I reinstalled the system with OpenSolaris 2008.11 and it ran for a day or so. The system reset again. Annoyed I started looking at /var/adm/messages and I found that there was a hardware fault detected by FMA and taken appropriate action. Now it was nice to call Dell Support and tell them definatively the cause, diagnosis and that I needed a new motherboard.
The rep asked me what test was running. I said nothing. This functionality is built into OpenSolaris...and it's free!! One cannot get this running linux.

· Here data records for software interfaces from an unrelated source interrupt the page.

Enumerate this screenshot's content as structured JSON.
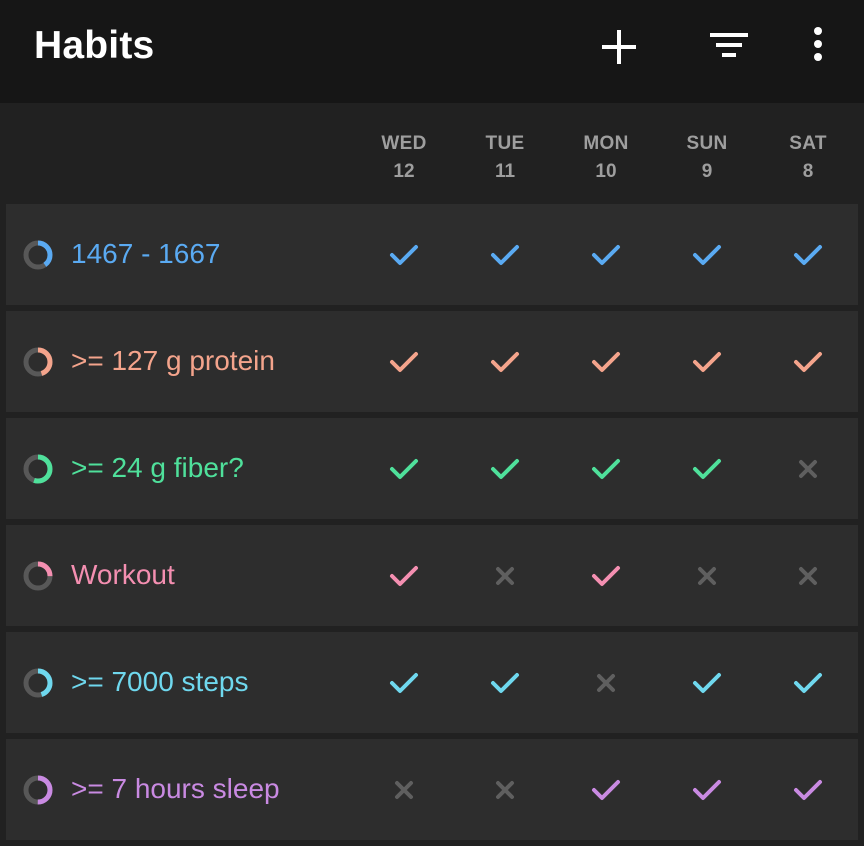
{
  "app": {
    "title": "Habits"
  },
  "toolbar": {
    "add_icon": "plus-icon",
    "filter_icon": "filter-icon",
    "more_icon": "more-vert-icon"
  },
  "colors": {
    "topbar_bg": "#161616",
    "page_bg": "#212121",
    "card_bg": "#2d2d2d",
    "missed": "#5f5f5f",
    "ring_track": "#585858"
  },
  "days": [
    {
      "dow": "WED",
      "date": "12"
    },
    {
      "dow": "TUE",
      "date": "11"
    },
    {
      "dow": "MON",
      "date": "10"
    },
    {
      "dow": "SUN",
      "date": "9"
    },
    {
      "dow": "SAT",
      "date": "8"
    }
  ],
  "habits": [
    {
      "name": "1467 - 1667",
      "color": "#5aaaf2",
      "score": 0.4,
      "checks": [
        true,
        true,
        true,
        true,
        true
      ]
    },
    {
      "name": ">= 127 g protein",
      "color": "#f4a48c",
      "score": 0.45,
      "checks": [
        true,
        true,
        true,
        true,
        true
      ]
    },
    {
      "name": ">= 24 g fiber?",
      "color": "#4fe09b",
      "score": 0.55,
      "checks": [
        true,
        true,
        true,
        true,
        false
      ]
    },
    {
      "name": "Workout",
      "color": "#f48fb1",
      "score": 0.25,
      "checks": [
        true,
        false,
        true,
        false,
        false
      ]
    },
    {
      "name": ">= 7000 steps",
      "color": "#6fd8ee",
      "score": 0.45,
      "checks": [
        true,
        true,
        false,
        true,
        true
      ]
    },
    {
      "name": ">= 7 hours sleep",
      "color": "#c98ae2",
      "score": 0.5,
      "checks": [
        false,
        false,
        true,
        true,
        true
      ]
    }
  ]
}
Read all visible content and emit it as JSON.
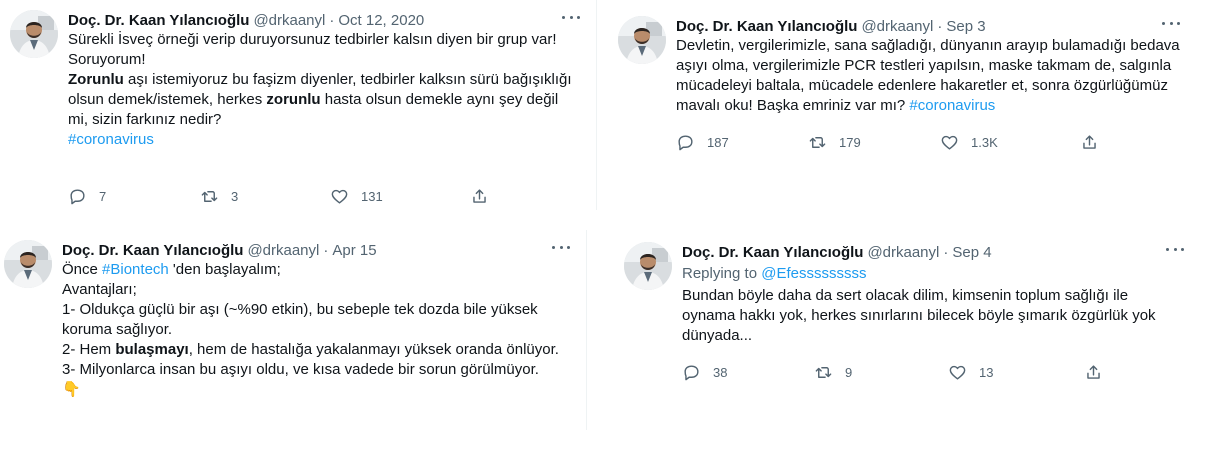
{
  "tweets": [
    {
      "name": "Doç. Dr. Kaan Yılancıoğlu",
      "handle": "@drkaanyl",
      "date": "Oct 12, 2020",
      "lines": [
        "Sürekli İsveç örneği verip duruyorsunuz tedbirler kalsın diyen bir grup var!",
        "Soruyorum!"
      ],
      "p3_bold_1": "Zorunlu",
      "p3_text_1": " aşı istemiyoruz bu faşizm diyenler, tedbirler kalksın sürü bağışıklığı olsun demek/istemek, herkes ",
      "p3_bold_2": "zorunlu",
      "p3_text_2": " hasta olsun demekle aynı şey değil mi, sizin farkınız nedir?",
      "hashtag": "#coronavirus",
      "replies": "7",
      "retweets": "3",
      "likes": "131"
    },
    {
      "name": "Doç. Dr. Kaan Yılancıoğlu",
      "handle": "@drkaanyl",
      "date": "Sep 3",
      "text": "Devletin, vergilerimizle, sana sağladığı, dünyanın arayıp bulamadığı bedava aşıyı olma, vergilerimizle PCR testleri yapılsın, maske takmam de, salgınla mücadeleyi baltala, mücadele edenlere hakaretler et, sonra özgürlüğümüz mavalı oku! Başka emriniz var mı? ",
      "hashtag": "#coronavirus",
      "replies": "187",
      "retweets": "179",
      "likes": "1.3K"
    },
    {
      "name": "Doç. Dr. Kaan Yılancıoğlu",
      "handle": "@drkaanyl",
      "date": "Apr 15",
      "line1_pre": "Önce ",
      "line1_tag": "#Biontech",
      "line1_post": " 'den başlayalım;",
      "line2": "Avantajları;",
      "line3": "1- Oldukça güçlü bir aşı (~%90 etkin), bu sebeple tek dozda bile yüksek koruma sağlıyor.",
      "line4_pre": "2- Hem ",
      "line4_bold": "bulaşmayı",
      "line4_post": ", hem de hastalığa yakalanmayı yüksek oranda önlüyor.",
      "line5": "3- Milyonlarca insan bu aşıyı oldu, ve kısa vadede bir sorun görülmüyor.",
      "emoji": "👇"
    },
    {
      "name": "Doç. Dr. Kaan Yılancıoğlu",
      "handle": "@drkaanyl",
      "date": "Sep 4",
      "replying_label": "Replying to ",
      "replying_handle": "@Efesssssssss",
      "text": "Bundan böyle daha da sert olacak dilim, kimsenin toplum sağlığı ile oynama hakkı yok, herkes sınırlarını bilecek böyle şımarık özgürlük yok dünyada...",
      "replies": "38",
      "retweets": "9",
      "likes": "13"
    }
  ],
  "separator": "·",
  "icons": [
    "avatar",
    "more-icon",
    "reply-icon",
    "retweet-icon",
    "like-icon",
    "share-icon"
  ]
}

Here's what fmadm faulty printed
--------------- ------------------------------------ -------------- ---------
TIME EVENT-ID MSG-ID SEVERITY
--------------- ------------------------------------ -------------- ---------
Feb 20 01:29:08 152a7687-c256-40dd-80b1-83c1f4ed74c7 INTEL-8001-43 Critical
Fault class : fault.cpu.intel.nb.ie
FRU : "MB" (hc://:product-id=Precision-WorkStation-T3400:chassis-id=65QLTH1:server-id=opensolaris/motherboard=0)
faulty
Description : Northbridge has detected an internal error Refer to
http://sun.com/msg/INTEL-8001-43 for more information.
Response : System panic or reset by BIOS
Impact : System may be unexpectedly reset
Action : Replace motherboard
--------------- ------------------------------------ -------------- ---------
TIME EVENT-ID MSG-ID SEVERITY
--------------- ------------------------------------ -------------- ---------
Feb 20 01:29:08 50ba84aa-3f12-c2c5-9c0b-8fdec9454104 INTEL-8000-LE Major
Fault class : fault.cpu.intel.l1dcache
Affects : hc://:product-id=Precision-WorkStation-T3400:chassis-id=65QLTH1:server-id=opensolaris/motherboard=0/chip=0/core=3/strand=0
faulted and taken out of service
FRU : hc://:product-id=Precision-WorkStation-T3400:chassis-id=65QLTH1:server-id=opensolaris/motherboard=0/chip=0
faulty
Description : A level 1 Data Cache on this cpu is faulty. Refer to
http://sun.com/msg/INTEL-8000-LE for more information.
Response : The system will attempt to offline this cpu to remove it from
service.
Impact : Performance of this system may be affected.
Action : Schedule a repair procedure to replace the affected CPU. Use
'fmadm faulty' to identify the module.